Centauro and Type 16 are undoubtedly better, but I'm not sure they would have put on a massively better showing.
I'm of the opinion that the UK would probably have to create its own unique doctrine, similar to the Stryker brigades, except using Boxers. I'm not sure how the Boxer compares to the Centauro/Freccia or Type 16. It would have to have doctrine written around it specifically in order for it to work. But some middle-ground in the British Army is necessary, if it wants to make the absolute best use of its resources with the limits imposed on it.
 
Most RAF airfields were hardened during the Cold War, not sure what construction has taken place since then though. What seemed survivable in 1975 or 1985 might not be today.
Additional passive defences are surprisingly cheap, US and South Korea recently hardened as base for about $130 million.
 
awareness of what would be at stake
This is probably a major difference. Finland has a long land border with a neighbour which has a history of putting its troops on the other side of its borders, and (from what I can tell) a pretty positive view of its armed forces. The UK has a short land border with Ireland, and a generation of young people raised on the idea that wars are fought so billionaires can make money at the expense of the lives of disadvantaged people.

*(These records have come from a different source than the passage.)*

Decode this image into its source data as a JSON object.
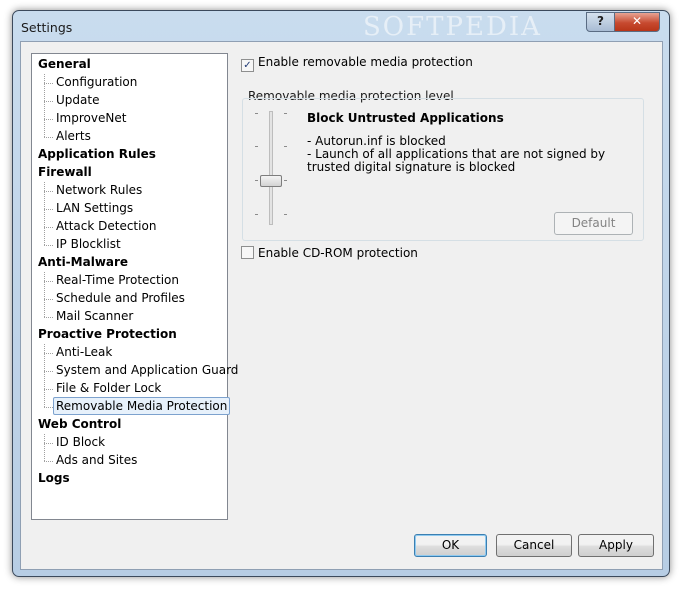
{
  "window": {
    "title": "Settings",
    "watermark": "SOFTPEDIA",
    "help_label": "?",
    "close_label": "✕"
  },
  "tree": {
    "general": "General",
    "configuration": "Configuration",
    "update": "Update",
    "improvenet": "ImproveNet",
    "alerts": "Alerts",
    "application_rules": "Application Rules",
    "firewall": "Firewall",
    "network_rules": "Network Rules",
    "lan_settings": "LAN Settings",
    "attack_detection": "Attack Detection",
    "ip_blocklist": "IP Blocklist",
    "anti_malware": "Anti-Malware",
    "real_time": "Real-Time Protection",
    "schedule": "Schedule and Profiles",
    "mail_scanner": "Mail Scanner",
    "proactive": "Proactive Protection",
    "anti_leak": "Anti-Leak",
    "system_guard": "System and Application Guard",
    "file_lock": "File & Folder Lock",
    "removable_media": "Removable Media Protection",
    "web_control": "Web Control",
    "id_block": "ID Block",
    "ads_sites": "Ads and Sites",
    "logs": "Logs"
  },
  "main": {
    "enable_removable": {
      "label": "Enable removable media protection",
      "checked": true,
      "check_glyph": "✓"
    },
    "level_group_label": "Removable media protection level",
    "level_title": "Block Untrusted Applications",
    "level_desc_1": "- Autorun.inf is blocked",
    "level_desc_2": "- Launch of all applications that are not signed by trusted digital signature is blocked",
    "default_button": "Default",
    "enable_cdrom": {
      "label": "Enable CD-ROM protection",
      "checked": false
    }
  },
  "footer": {
    "ok": "OK",
    "cancel": "Cancel",
    "apply": "Apply"
  }
}
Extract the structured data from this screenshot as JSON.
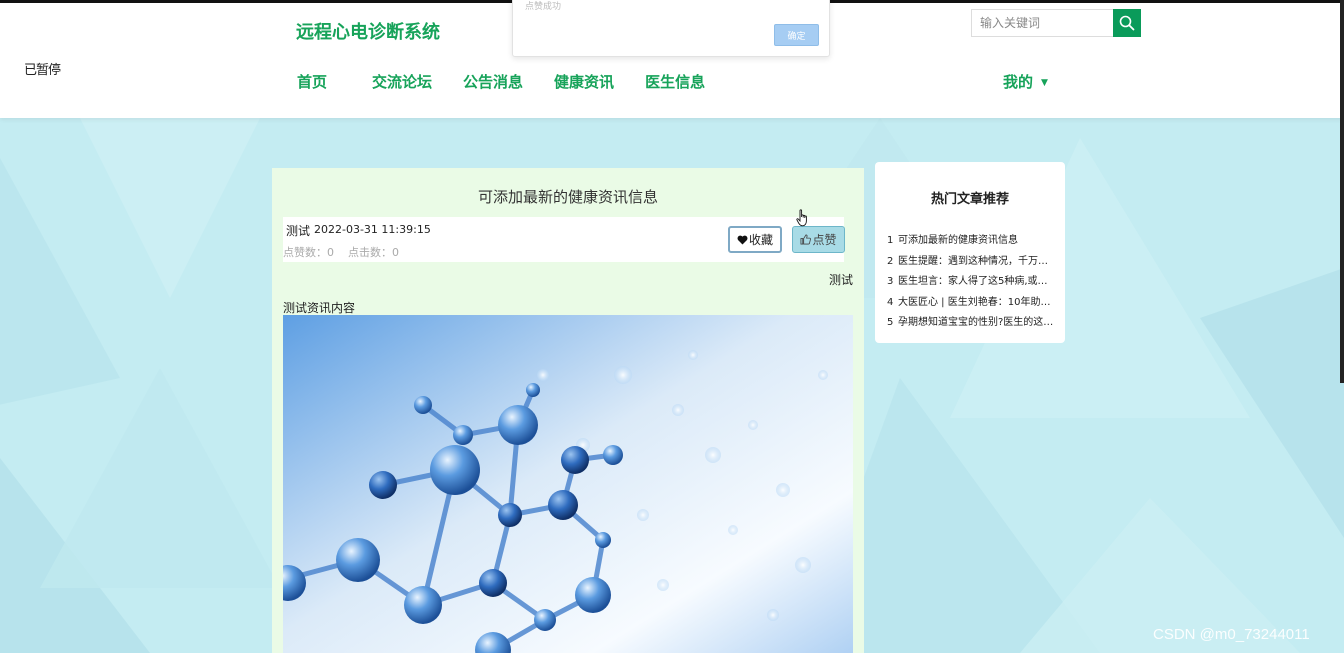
{
  "header": {
    "status_text": "已暂停",
    "site_title": "远程心电诊断系统",
    "nav": [
      "首页",
      "交流论坛",
      "公告消息",
      "健康资讯",
      "医生信息"
    ],
    "mine_label": "我的",
    "search_placeholder": "输入关键词"
  },
  "alert": {
    "message": "点赞成功",
    "confirm_label": "确定"
  },
  "article": {
    "title": "可添加最新的健康资讯信息",
    "author": "测试",
    "time": "2022-03-31 11:39:15",
    "likes_text": "点赞数：0",
    "clicks_text": "点击数：0",
    "favorite_label": "收藏",
    "like_label": "点赞",
    "category": "测试",
    "content": "测试资讯内容"
  },
  "sidebar": {
    "title": "热门文章推荐",
    "items": [
      {
        "num": "1",
        "text": "可添加最新的健康资讯信息"
      },
      {
        "num": "2",
        "text": "医生提醒：遇到这种情况，千万…"
      },
      {
        "num": "3",
        "text": "医生坦言：家人得了这5种病,或可…"
      },
      {
        "num": "4",
        "text": "大医匠心 | 医生刘艳春：10年助1…"
      },
      {
        "num": "5",
        "text": "孕期想知道宝宝的性别?医生的这…"
      }
    ]
  },
  "watermark": "CSDN @m0_73244011",
  "colors": {
    "brand_green": "#17a35a",
    "search_btn": "#0a9b5a",
    "page_bg": "#c4ecf2",
    "article_bg": "#eafbe6"
  }
}
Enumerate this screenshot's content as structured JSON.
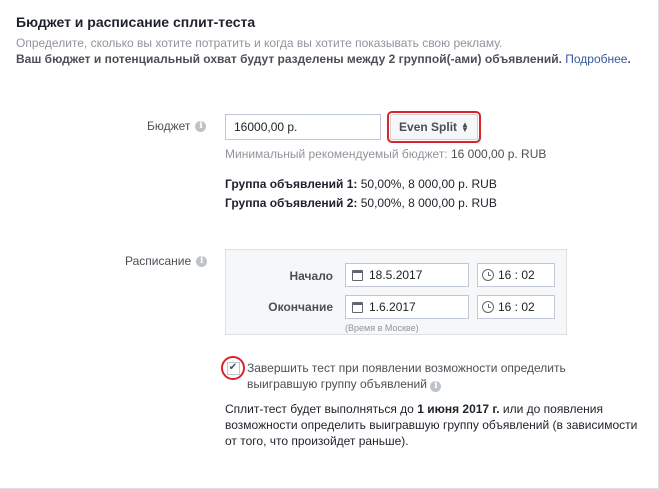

When there was even a suggestion that the UK might need to think about conscription, the response of young Britons was to work out how to get exempted rather than be sent off to war. That might change - but for now, the UK population doesn't view war as an existential threat, or even much of a threat at all.
 
Additional passive defences are surprisingly cheap, US and South Korea recently hardened as base for about $130 million.

I'd question either how much hardening they needed to actually do, or to what degree for that budget. A properly equipped HAS with associated crew/ground facilities is serious money...

The problem we have is that a lot of the bases that were significantly hardened were let go. Including the most 'hardened' (Alconbury, Upper Heyford, Bentwaters). We've got Lossiemouth, Coningsby and Marham with HAS, but not for all the aircraft stationed there....with Leeming used only occasionally. Woodbridge exists as an MoD facility with HAS, but I suspect they haven't been maintained in years.

The one sensible thing we did, to a degree at least, was move the Army back fom Germany to new facilities on old airbases. But....we should have continued to maintain the aviation facilities there at a low level so they were available in time of war without signicant reconstruction (the RAF have used Kinloss recently whilst Lossie's runway had work, but you have to wonder how long Kinloss will remain usable without investment). Pity we didn't move the Army onto some of the USAFE superbases and retain that infrastructure...

Plus we're now building large, single point of failure, unhardened infrastructure (see the A-400, P-8, E-7 and F-35 facilities at Brize, Lossiemouth and Marham respectively, all very recently constructed).

We also ignore the really easy, proven to work and cheap solutions....where are all the Typhoon decoys? The MoD contracted a UK company to make realistic F-35 ground handling replicas for the training school at Culdrose....they built 4-5 which are in use every day....would it have been beyond the wit of man to purchase another 20 for Marham?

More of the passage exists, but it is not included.